Wednesday 19 March 2014

Going off-script: real life ad-libbing.


In the show I’m currently touring we open by asking members of the audience to make a plasticine version of themselves as they enter the theatre. Last night in Alnwick a gentleman came up to me during this initial pre-amble to protest that he ‘comes to the theatre to be entertained by the performers and not the other way around’. On leaving he let it be known that he still prefers ‘plays with a script’, which we took as a gratifying compliment. Thing is, we do have a script, but we’ve also got carte blanche to meander from it according to whatever is happening in the room during each performance: heckling, phone calls, stage invasion - all actions are gleefully incorporated into the show. We’ve done our jobs well when even the scripted bits feel as if we’re improvising.

Yet again I find myself comparing this experience to the theory around life scripts. This weekend on my psychotherapy course we explored our own life scripts [meaningful face]. The psychotherapeutic counselors among you will be familiar with the ‘this is your life as a play’ exercise, for the uninitiated: essentially, you imagine your life as a play.

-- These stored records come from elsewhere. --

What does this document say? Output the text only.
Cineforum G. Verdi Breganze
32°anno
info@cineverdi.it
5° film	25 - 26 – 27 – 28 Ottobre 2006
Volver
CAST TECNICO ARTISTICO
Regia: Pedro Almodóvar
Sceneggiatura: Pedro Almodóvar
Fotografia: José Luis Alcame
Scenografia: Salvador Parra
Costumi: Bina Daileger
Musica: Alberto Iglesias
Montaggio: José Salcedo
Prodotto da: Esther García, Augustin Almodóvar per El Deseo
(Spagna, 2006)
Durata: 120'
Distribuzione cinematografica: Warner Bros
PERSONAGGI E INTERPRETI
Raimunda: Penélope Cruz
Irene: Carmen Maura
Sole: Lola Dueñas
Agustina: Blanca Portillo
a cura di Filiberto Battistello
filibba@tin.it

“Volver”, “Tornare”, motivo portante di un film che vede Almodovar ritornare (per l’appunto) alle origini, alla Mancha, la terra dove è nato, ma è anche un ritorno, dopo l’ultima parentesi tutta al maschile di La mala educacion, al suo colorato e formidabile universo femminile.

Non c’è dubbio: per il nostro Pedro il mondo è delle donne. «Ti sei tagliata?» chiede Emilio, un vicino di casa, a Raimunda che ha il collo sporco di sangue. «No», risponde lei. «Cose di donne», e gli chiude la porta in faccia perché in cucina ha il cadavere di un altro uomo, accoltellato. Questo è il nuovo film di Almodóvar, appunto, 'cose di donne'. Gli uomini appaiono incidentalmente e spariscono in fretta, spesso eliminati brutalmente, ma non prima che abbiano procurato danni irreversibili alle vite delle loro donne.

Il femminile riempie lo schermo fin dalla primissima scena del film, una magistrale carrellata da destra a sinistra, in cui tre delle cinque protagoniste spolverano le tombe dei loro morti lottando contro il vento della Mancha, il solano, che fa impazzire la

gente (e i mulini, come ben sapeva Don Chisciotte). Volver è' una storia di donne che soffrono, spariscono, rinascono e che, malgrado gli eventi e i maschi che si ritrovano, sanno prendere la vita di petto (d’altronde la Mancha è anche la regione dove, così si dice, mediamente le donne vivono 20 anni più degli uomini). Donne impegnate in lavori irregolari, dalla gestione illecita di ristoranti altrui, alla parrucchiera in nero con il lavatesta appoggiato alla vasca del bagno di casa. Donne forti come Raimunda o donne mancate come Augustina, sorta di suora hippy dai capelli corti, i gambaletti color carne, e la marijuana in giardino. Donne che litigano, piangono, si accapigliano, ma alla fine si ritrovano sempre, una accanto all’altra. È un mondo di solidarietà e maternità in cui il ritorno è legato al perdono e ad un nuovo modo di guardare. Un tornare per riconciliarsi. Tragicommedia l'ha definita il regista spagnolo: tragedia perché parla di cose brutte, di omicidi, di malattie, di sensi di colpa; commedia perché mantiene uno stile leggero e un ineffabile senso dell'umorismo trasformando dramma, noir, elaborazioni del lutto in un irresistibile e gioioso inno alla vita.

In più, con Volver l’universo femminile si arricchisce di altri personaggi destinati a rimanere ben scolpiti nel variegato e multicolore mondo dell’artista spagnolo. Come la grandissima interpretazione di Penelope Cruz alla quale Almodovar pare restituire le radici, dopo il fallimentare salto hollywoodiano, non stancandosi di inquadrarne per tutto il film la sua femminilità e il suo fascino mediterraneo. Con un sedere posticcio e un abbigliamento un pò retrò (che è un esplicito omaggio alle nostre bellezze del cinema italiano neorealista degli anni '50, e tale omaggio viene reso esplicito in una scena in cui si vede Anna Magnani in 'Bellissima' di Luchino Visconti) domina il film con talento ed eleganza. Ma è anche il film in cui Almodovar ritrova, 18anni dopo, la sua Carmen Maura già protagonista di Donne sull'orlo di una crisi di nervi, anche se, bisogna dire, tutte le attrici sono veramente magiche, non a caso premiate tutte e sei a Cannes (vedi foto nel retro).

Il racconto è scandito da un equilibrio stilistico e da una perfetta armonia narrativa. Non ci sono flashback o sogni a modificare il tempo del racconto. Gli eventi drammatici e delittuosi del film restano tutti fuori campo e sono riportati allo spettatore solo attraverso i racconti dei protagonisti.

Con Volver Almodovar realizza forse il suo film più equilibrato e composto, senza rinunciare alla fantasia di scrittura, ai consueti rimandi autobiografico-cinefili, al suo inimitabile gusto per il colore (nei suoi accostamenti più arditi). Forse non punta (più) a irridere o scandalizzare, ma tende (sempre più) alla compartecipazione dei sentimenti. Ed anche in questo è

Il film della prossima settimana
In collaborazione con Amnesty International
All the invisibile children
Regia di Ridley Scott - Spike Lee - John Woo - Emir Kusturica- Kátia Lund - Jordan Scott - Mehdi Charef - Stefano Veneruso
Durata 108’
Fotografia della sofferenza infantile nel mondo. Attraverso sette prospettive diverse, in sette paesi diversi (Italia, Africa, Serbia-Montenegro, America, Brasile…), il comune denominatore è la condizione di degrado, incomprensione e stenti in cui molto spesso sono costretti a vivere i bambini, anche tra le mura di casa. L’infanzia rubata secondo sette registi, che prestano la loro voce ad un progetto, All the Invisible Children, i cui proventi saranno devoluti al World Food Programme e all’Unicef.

To envision the First Act of our life play we are led by the course tutor to imagine the stage onto which our life is set. What kind of play are we watching? Who are the main characters? What is the atmosphere? Act One ends with the beginning of adolescence.
The theatre maker in me was already on guard for any Chekhovian weaponry adorning the flats. (Anton Chekhov’s remark about playwriting that ‘if there’s a gun hanging on the wall in Act One, it must be fired before the end of Act Three’ is one of the oft quoted golden rules for making theatre, along with Aristotle wanging on about time, and if you’re going to tour a show, three is the biggest cast you can fit in a van). Of course because life scripts are by definition ‘unconscious’ it might not have helped the exercise that I was cognitively analyzing my life script with such professional interest. I found myself resisting the reflex to imagine a proscenium arch stage with obligatory red velvet curtains, yet despite the fact that I can count on one hand the times I have performed on such stages in my career, this stereotype is what sprung to mind when asked to ‘imagine a stage’. In a small way this is an example of how life scripts work: an inherited idea with which, despite present-day resistance, we are compelled to comply.

The Second Act of our life plays took us up to present day. After the fight-dance choreography item of my late adolescence I found myself turning to the box and asking for the house lights to be switched on and the red velvet curtains taken down. I stood on the lip of the stage, conscious of being higher than the stalls and not wanting to be, conscious of ‘being in a play’ and not wanting to be. As we took a break to notice what we had conjured in our respective life-plays my mind wandered as I wondered about the connection between my desire to break the fourth wall in both my ‘life play’ and work in general.

So much of the theatre being made now that excites and engages me enacts this deconstruction of inherited convention. The artists I look up to are the ones you don’t literally look up to from the stalls – they’re on the threshing floor with you, in this moment, in the same room, and they’re talking to you. Not yesterday’s audience, not the audience they imagined in rehearsals, but the living-breathing-right-here-now audience. In a sense, the theatre I’m interested in making is theatre that is interested in breaking it’s own inherited script.

I’m thinking of Steiner’s assertion that life script is ‘a life plan which is rigid and unchangeable. Like the lines of a play, a life plan expects to be followed word by word from beginning to end and allows for little improvisation. A script is written by somebody else and like actors in a play we feel bound by ourselves and others to act the part to the bitter or happy ending’ (Steiner C, 1979, Healing Alcholism).
Far be it for me to contradict the man who brought us ‘Warm Fuzzies’ but there are plays that allow for a bit more than ‘a little improvisation’, in fact there are plays that allow some of the script to be created live each night. I happen to be in one. I concede the ending is always (necessarily) the same, and to that extent it is absolutely scripted, however the care taken to make it feel like it might not be, speaks to the desire to ‘break script’ and act according to the moment, to be truly ‘live’. It is pleasing that the same language when applied to breaking life scripts describes people who are wholly a-live.

To imagine one’s Third Act is to contemplate the type of ending you feel your life play is heading toward. ‘Ah’, I thought, as I returned to the mind-theatre I had just flattened at the end of Act Two, what to do now then? Make it about the audience, I supposed. Let some of the audience onstage. Go and sit amongst the others. ‘What happens next?’ Well I have no idea - it entirely depends on who else is in the room. ‘How does it end?’ Well I guess I’ll leave, at ground level, probably through a fire exit, I might afford myself a Hollywood-esque backward glance, perhaps I’ll sight a space once called ‘a stage’ filled with people getting on with stuff. Maybe I’ll have played a part in starting that.